Biegliśmy tak śmiejąc się. Gdy byliśmy już blisko wody zwolniłem lekko, aby mogła mnie dogonić. Lwica o zauważyła i przyspieszyła. Pierwsza wskoczyła do wody.
- Wygrałam! - krzyknęła z wielkim uśmiechem na mordce.
- Zrobiłem to specjalnie. - powiedziałem podpływając do niej i całując ją namiętnie. - To na co masz ochotę na kolacje? - dodałem z uśmiechem.

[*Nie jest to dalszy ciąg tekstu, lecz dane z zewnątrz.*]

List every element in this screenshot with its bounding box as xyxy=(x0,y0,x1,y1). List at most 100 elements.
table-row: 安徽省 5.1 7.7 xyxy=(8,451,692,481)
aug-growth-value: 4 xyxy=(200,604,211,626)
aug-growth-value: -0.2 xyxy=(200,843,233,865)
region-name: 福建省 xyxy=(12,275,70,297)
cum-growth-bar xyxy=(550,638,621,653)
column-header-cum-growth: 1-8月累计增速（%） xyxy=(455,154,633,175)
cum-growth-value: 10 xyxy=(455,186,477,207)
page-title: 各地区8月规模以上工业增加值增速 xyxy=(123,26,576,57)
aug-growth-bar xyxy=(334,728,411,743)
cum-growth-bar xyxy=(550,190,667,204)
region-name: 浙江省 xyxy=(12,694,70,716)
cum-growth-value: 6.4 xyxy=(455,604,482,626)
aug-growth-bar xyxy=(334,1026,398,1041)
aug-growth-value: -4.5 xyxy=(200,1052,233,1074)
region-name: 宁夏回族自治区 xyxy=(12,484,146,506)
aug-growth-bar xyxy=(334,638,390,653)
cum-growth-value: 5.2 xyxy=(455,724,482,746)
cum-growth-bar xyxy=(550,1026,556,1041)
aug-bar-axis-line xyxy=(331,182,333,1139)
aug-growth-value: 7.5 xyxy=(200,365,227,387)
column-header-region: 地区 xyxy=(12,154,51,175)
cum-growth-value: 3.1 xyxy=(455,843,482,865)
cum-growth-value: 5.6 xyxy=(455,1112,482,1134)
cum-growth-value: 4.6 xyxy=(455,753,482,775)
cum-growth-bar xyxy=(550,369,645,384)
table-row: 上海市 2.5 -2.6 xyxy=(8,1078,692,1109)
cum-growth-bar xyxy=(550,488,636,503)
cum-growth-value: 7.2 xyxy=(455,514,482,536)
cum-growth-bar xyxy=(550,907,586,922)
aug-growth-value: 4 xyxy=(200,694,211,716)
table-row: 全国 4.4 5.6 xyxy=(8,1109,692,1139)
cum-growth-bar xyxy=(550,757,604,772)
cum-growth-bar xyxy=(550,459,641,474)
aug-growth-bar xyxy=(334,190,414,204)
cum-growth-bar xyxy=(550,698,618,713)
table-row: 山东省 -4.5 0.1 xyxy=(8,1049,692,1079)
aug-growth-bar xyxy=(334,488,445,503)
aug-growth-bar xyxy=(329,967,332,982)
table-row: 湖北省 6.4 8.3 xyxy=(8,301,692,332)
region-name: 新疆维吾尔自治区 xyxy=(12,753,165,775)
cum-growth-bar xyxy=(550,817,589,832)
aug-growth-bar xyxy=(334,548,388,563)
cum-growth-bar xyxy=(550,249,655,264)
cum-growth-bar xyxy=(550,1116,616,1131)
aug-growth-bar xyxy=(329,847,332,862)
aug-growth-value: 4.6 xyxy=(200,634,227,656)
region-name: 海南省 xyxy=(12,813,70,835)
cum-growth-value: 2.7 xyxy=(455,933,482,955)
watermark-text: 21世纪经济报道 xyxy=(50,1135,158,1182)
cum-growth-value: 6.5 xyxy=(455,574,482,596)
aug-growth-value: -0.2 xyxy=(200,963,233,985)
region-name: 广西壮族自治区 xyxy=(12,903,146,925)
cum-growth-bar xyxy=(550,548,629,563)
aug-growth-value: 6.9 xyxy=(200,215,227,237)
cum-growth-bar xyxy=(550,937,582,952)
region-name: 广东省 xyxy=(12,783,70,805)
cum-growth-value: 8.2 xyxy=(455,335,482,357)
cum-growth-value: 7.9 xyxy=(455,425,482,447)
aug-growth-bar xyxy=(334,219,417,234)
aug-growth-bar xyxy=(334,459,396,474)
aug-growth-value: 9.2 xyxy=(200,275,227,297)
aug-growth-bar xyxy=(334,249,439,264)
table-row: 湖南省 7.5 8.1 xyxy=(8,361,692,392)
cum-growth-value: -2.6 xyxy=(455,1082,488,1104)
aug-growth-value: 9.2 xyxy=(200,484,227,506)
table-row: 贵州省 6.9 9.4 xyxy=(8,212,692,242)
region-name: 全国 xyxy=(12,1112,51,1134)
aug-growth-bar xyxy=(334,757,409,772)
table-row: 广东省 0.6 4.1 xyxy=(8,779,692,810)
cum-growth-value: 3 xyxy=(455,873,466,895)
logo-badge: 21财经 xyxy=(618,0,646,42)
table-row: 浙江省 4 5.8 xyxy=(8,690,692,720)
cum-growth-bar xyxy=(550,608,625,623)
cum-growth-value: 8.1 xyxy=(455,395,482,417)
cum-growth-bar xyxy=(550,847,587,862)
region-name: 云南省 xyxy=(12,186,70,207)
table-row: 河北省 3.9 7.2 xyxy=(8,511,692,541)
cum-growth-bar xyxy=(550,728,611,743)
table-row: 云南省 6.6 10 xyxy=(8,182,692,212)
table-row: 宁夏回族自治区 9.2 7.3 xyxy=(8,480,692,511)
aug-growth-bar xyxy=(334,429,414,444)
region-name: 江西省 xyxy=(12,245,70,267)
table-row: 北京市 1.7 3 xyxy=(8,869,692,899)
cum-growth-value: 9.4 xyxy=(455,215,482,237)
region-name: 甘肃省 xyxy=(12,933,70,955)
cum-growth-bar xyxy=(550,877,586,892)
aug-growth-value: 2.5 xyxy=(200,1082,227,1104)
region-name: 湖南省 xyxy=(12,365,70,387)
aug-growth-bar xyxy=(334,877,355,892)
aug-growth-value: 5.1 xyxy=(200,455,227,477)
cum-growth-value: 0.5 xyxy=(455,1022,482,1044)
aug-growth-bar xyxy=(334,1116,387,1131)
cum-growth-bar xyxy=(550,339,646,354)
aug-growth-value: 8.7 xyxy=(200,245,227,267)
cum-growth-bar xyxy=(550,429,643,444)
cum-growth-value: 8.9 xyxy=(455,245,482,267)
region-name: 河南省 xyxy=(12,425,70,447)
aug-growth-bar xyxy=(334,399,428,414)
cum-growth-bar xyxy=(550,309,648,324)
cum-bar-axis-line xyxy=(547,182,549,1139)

- Hm.. Zrób mi niespodziankę. - odparła.
"To później zapoluje na pawiana" zanotowałem w pamięci.
Pływaliśmy sobie w chłodnej wodzie. Co jakiś czas chlapaliśmy sie. Gdy już się zmęczyliśmy wyszliśmy na piasek i otrzepaliśmy się z wody. Podeszliśmy pod pobliskie drzewo i położyliśmy sie. Sonja wtuliła sie w moje, jeszcze mokre, futerko.
- Tak sobie ostatnio myślałem... - zamilkłem na chwile zastanawiając sie jak to powiedzieć - Czy myślałaś kiedyś o lwiątkach? - dokończyłem.